Histoire

HISTOIRE du FEST NOZ

Tradition issue de la société rurale [ modifier | modifier le code ]

Les Bretons aiment la danse avec passion depuis fort longtemps : de nombreux auteurs le signalent déjà aux XVIIe et XVIIIe siècles[5],[6]. Dans son ouvrage Breiz Izel, Bouet écrit « aucun peuple n'a porté plus loin la passion de la danse »[7].

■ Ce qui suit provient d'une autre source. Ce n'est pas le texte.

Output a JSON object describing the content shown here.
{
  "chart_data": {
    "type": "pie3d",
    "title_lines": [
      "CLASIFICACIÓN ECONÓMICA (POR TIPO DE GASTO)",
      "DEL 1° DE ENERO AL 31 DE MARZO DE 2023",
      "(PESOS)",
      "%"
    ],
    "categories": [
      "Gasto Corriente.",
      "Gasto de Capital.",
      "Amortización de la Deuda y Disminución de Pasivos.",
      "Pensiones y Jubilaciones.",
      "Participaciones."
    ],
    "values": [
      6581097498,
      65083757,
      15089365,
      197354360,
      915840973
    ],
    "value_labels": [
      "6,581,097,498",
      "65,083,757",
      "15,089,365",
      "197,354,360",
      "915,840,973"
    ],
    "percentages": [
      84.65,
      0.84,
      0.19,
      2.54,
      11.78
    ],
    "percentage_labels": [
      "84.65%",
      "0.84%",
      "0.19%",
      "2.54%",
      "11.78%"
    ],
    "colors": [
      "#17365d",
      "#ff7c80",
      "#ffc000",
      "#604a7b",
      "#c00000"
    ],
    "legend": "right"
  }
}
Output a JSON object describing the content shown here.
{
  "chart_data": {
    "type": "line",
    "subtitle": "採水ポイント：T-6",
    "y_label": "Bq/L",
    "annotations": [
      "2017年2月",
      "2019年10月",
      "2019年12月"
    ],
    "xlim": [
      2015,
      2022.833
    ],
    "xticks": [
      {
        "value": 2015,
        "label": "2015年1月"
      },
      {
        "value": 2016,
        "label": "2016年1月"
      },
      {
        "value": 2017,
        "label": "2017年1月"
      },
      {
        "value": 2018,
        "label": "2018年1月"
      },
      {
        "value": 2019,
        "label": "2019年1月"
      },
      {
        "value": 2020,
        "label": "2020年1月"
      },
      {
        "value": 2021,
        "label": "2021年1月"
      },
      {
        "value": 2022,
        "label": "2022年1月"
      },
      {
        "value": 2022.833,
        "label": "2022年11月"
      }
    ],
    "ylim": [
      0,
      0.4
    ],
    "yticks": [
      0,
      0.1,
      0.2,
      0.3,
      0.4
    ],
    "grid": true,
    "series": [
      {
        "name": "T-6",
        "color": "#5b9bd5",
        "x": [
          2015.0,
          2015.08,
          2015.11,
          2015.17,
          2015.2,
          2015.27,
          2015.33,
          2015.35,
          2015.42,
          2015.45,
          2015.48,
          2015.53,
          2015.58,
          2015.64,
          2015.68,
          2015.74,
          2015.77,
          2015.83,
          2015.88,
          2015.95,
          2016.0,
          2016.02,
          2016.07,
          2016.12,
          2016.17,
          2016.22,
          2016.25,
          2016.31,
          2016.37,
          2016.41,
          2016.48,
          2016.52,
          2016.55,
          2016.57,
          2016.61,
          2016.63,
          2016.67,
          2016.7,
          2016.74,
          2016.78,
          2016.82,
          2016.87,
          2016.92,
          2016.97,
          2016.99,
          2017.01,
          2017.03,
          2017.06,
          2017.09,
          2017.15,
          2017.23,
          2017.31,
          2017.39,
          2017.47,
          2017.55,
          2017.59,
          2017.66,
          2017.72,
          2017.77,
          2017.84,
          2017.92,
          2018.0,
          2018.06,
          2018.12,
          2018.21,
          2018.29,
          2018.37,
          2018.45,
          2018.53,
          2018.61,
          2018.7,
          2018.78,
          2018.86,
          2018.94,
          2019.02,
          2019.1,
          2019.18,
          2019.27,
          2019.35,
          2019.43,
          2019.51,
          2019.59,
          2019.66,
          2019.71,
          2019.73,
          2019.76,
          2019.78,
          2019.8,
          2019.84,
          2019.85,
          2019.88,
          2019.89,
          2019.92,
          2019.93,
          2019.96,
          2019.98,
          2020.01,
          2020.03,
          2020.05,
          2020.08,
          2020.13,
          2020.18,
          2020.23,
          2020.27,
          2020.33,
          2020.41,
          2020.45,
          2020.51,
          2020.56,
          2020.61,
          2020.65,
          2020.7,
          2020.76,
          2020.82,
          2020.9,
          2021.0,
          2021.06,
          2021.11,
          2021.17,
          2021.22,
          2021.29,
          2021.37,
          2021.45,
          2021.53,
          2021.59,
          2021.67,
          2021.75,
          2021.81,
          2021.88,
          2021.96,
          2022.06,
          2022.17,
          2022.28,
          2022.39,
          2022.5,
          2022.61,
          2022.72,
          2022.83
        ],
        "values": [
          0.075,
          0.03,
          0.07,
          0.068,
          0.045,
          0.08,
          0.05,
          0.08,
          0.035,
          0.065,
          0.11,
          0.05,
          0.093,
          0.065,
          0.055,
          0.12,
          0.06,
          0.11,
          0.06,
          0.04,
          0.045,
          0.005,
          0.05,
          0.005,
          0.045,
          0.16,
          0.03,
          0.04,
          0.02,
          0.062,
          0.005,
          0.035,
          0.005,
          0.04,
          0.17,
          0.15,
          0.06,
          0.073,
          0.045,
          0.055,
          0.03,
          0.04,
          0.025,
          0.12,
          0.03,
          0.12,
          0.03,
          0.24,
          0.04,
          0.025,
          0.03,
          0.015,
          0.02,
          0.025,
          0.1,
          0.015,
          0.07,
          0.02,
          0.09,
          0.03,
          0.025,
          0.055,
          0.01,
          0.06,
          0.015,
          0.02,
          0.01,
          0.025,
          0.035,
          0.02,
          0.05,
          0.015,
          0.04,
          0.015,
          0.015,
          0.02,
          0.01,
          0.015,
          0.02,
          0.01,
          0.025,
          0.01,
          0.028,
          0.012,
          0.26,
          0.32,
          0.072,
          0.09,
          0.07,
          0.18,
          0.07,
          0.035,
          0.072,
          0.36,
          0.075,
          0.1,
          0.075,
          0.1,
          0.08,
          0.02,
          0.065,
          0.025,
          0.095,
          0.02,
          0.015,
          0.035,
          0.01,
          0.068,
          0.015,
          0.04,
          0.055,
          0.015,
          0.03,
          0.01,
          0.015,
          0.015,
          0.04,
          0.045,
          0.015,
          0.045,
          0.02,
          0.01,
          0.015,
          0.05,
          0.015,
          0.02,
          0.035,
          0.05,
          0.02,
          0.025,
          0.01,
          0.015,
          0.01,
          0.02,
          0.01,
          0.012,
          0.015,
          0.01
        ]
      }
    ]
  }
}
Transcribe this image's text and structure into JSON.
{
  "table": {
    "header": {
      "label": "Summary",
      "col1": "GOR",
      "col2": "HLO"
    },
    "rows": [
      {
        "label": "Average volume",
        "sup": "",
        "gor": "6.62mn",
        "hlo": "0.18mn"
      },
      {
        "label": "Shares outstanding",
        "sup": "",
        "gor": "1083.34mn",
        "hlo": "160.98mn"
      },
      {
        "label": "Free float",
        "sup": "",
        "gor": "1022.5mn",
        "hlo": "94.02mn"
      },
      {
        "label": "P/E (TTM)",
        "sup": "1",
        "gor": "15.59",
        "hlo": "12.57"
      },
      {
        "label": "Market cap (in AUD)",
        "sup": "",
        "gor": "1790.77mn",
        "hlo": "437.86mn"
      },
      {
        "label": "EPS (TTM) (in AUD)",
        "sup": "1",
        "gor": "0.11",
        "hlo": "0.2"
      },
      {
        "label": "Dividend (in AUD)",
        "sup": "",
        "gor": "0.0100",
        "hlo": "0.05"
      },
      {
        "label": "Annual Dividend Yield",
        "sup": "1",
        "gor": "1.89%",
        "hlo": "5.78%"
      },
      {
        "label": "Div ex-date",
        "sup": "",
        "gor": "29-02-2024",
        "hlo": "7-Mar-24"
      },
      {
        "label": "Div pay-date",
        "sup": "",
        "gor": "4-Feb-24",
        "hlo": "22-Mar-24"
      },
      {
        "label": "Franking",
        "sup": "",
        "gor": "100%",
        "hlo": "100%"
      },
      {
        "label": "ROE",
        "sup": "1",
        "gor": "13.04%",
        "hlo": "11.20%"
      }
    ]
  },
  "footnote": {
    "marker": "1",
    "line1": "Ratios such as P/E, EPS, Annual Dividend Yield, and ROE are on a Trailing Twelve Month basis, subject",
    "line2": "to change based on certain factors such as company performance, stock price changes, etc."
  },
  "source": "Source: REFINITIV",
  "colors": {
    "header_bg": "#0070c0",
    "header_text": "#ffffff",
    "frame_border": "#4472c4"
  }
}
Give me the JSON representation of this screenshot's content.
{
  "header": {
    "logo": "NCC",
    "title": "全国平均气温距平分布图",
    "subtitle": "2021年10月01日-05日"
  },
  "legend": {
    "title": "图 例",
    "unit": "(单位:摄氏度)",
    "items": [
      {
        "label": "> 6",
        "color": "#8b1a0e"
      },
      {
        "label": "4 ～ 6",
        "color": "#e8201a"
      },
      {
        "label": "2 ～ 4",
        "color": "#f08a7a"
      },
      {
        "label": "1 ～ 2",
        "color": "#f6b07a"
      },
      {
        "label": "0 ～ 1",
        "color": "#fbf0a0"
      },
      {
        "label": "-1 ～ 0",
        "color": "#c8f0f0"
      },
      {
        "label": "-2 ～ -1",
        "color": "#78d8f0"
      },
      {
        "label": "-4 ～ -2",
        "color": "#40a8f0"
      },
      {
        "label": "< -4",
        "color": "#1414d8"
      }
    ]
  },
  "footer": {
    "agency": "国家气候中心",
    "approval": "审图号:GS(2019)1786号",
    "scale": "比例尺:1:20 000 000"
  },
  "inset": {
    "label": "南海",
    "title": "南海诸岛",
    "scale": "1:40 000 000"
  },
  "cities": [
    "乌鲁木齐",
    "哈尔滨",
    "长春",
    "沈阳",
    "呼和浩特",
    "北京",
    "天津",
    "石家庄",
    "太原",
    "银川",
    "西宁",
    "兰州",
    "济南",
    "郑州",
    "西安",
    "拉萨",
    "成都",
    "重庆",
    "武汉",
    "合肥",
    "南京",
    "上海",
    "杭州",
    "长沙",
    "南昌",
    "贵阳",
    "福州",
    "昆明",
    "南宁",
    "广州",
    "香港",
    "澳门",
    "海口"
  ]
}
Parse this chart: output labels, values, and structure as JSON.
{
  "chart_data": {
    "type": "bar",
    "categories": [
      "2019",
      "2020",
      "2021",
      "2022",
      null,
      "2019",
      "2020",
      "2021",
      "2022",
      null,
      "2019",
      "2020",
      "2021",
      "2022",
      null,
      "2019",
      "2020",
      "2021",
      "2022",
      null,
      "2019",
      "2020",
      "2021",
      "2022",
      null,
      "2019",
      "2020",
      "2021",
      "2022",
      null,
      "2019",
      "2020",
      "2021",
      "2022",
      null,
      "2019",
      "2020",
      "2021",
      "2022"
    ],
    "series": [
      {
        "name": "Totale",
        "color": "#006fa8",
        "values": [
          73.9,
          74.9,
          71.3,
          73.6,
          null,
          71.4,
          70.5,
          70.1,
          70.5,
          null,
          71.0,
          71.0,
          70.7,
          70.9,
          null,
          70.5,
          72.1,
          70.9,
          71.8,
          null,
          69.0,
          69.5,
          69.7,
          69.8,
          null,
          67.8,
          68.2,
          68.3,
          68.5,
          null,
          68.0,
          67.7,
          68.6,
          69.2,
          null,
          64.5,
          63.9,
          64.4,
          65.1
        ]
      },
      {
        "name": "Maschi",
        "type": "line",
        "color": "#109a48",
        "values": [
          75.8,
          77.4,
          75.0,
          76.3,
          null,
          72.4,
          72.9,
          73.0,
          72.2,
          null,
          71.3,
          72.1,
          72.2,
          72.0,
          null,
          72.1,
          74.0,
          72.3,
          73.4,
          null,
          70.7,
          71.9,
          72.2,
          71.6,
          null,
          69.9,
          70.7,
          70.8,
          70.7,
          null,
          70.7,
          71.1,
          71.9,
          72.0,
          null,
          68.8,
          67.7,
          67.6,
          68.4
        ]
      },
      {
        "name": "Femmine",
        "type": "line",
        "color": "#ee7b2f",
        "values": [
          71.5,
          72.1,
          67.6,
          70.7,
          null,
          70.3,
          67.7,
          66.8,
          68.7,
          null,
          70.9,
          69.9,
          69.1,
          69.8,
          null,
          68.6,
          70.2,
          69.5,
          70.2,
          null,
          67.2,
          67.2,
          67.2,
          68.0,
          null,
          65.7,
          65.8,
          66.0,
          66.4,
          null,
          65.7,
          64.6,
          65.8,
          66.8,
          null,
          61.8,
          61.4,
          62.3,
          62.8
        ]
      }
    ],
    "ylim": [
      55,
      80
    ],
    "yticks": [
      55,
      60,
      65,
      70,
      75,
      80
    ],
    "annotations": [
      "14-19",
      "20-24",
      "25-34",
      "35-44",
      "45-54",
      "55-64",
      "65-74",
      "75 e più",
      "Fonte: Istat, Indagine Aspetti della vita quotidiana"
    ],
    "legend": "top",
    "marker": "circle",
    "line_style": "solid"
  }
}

Dans la société rurale bretonne d'avant 1930, les grands travaux agricoles (moissons, battages, récolte des pommes de terre ou de pommes à cidre, arrachages…) sont la principale occasion de danser. Ces rassemblements, où se manifestent l'entraide et la solidarité se terminent par des danses, collectives par essence, qui deviennent ainsi l'expression de toute la communauté. Ces danses sont également l'occasion de « casser la fatigue » après le travail harassant des champs. Les femmes comme les hommes participent à ces travaux manuels. Cette corvée automnale est dissimulée par le chant, apaisant fatigue et sautes d'humeur[8]. Le convivial repas, où sont seulement invités ceux qui ont participé à la tâche, est généralement plein d'entrain : rondes chantées, joutes orales (disparues), improvisations de compléments chantés (kan ha bôz), jeux de force (baz yod) et petits concours de danse, récompensés de tabac pour les hommes et de rubans pour les femmes. Puis, jusque tard dans la nuit, les danses transmettent une excitation croissante des chanteurs aux danseurs, puis des danseurs aux chanteurs[9]. L'étroite cohésion de la ronde ou de la chaîne provoque un dépassement de chacun et permet au groupe d'accéder à un certain état de conscience collectif. La fête de nuit est l'expression d'une communauté en liesse, où la dimension collective avoisine la transe[9]. Le sonneur est stimulé par les bons danseurs avec lesquels il peut communiquer ses airs à danser. Tous les acteurs participent à la danse, en s'accompagnant souvent eux-mêmes de leurs chants.

Parfois, les danses répondent à une fonction utilitaire, comme lors de la réfection des aires à battre les céréales (au fléau). C'est la danse de l'aire neuve (dañs al leur nevez) qui utilise l'action des danseurs pour tasser le sol. Le martèlement des sabots de bois s'avère alors particulièrement efficace. On procède de la même façon pour confectionner le sol de terre battue d'une maison, mais les danseurs sont bien sûr moins nombreux, la place étant limitée à l'intérieur[réf. souhaitée].

Les fêtes calendaires (pardons, foires...) et les noces sont l'autre grande occasion de danser. Celles-ci s'étalent souvent sur trois, voire quatre jours et peuvent rassembler jusqu'à 2 000 invités pour les plus importantes. On danse dès la sortie de l'église, sur le chemin menant sur les lieux du banquet et, à la ferme, en attendant les viandes, c'est alors la danse du rôti, la dañs ar rost. Des sonneurs sont présents pour ces grandes occasions[10]. Ces fêtes étaient l'occasion pour les jeunes de se rencontrer et aussi de s'évaluer, sur le plan social, grâce aux habits, et celui de la résistance à la fatigue, une même danse durant parfois très longtemps avec des pas complexes et rapides demandant effort et technique.